Robert Duncan celebrates 4 years as chancellor, shares journey from Tech student to chancellor

LUBBOCK, TX (KCBD) - When Robert Duncan came to Texas Tech University as a freshman in the 1970s, he said he never envisioned one day sitting behind the chancellor's desk.

"When I came here, I was more interested in rock music and watching football," Duncan said.

His parents met at Tech and his uncle and cousin both served on the Tech's board of regents. When he enrolled in the university, he had every intention of working in production agriculture.

"That was my goal and dream, but I got here and something happened," Duncan said.

It is a transformation that has been dubbed by Tech President Lawrence Schovanec as the signature learning experience.

"I was inspired as a country boy with not a whole lot of confidence and ambition and got here and all of the sudden faculty and student mentors gave me confidence to understand, 'hey, you can do more,'" Duncan said.

Duncan became student body president and graduated with a bachelor's degree in agricultural economics in 1976, and later went to law school.

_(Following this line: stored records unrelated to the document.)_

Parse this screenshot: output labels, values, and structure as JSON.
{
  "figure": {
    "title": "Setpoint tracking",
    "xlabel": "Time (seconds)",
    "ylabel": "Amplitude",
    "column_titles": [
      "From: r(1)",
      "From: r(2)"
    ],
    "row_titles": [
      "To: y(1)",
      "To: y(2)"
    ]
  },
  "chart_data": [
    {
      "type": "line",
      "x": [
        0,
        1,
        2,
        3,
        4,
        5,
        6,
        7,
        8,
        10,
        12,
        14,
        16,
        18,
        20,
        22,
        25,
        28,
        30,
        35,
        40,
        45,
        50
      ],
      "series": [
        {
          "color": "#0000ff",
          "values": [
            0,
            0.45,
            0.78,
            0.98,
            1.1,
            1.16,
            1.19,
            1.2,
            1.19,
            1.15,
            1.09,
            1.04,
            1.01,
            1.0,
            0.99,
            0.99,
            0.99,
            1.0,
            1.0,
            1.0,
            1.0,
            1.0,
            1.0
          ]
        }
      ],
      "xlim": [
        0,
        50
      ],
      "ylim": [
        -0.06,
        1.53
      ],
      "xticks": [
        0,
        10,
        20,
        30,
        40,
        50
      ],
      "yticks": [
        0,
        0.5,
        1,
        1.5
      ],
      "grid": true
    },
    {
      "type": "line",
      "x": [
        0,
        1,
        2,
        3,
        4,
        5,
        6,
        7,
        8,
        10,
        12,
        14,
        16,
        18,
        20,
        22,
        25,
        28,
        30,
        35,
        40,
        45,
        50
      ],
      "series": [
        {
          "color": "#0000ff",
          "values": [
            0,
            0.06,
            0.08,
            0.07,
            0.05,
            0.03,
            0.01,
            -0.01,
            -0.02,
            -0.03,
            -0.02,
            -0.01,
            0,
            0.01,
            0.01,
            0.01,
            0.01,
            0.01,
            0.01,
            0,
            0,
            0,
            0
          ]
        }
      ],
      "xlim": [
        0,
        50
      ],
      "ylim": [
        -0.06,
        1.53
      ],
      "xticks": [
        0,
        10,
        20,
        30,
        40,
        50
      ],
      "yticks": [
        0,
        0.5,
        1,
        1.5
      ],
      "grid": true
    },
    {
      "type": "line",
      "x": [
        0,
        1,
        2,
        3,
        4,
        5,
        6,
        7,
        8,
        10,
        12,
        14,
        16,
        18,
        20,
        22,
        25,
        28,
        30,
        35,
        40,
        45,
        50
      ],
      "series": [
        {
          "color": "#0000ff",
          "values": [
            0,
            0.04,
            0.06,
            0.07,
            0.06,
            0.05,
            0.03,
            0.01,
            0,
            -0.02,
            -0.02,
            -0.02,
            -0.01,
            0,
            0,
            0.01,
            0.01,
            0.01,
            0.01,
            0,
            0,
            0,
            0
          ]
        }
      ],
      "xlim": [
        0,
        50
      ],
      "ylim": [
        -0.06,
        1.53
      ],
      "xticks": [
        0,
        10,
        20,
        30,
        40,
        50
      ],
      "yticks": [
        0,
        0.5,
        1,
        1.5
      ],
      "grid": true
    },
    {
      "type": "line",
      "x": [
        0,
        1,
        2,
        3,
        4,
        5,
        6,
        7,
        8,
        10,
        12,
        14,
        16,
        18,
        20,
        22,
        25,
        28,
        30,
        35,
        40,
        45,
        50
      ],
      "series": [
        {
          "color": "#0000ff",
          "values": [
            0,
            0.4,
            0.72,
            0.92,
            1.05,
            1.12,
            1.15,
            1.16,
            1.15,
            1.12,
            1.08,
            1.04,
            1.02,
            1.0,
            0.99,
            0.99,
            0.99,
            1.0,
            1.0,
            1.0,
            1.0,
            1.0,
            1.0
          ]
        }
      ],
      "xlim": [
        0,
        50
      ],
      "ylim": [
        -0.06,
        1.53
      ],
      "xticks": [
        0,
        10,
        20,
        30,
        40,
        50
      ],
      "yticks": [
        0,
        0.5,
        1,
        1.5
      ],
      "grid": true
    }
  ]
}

He graduated from School of Law in 1981 and went on to become a senator.

"Alumni we talk to, they came here, they were fresh in their thinking," Duncan said. "But had no idea they could accomplish what they could."

On July 7, 2018, Duncan will celebrate four years as chancellor of the Tech system and he said there is a lot to be proud of.

"We have grown and matured into a system that has four institutions, 17 campuses statewide, we are expanding into areas like dental, vet school, we are doing mental health initiatives," Duncan said. "We are doing a lot of different things that are fairly complex, significant."

In the past four years, Duncan said the university has raised more than $532 million.

He said he is most proud of the processes set in place to allow the university to expand, and transition into more autonomy for individual institutions.

As Texas Tech matures into a larger more complex system, he said new processes needed to be developed in order to sustain that expansion.

"Which I think allows them to be more robust, innovative, creative and to tap the talents that our leadership in those institutions have," Duncan said.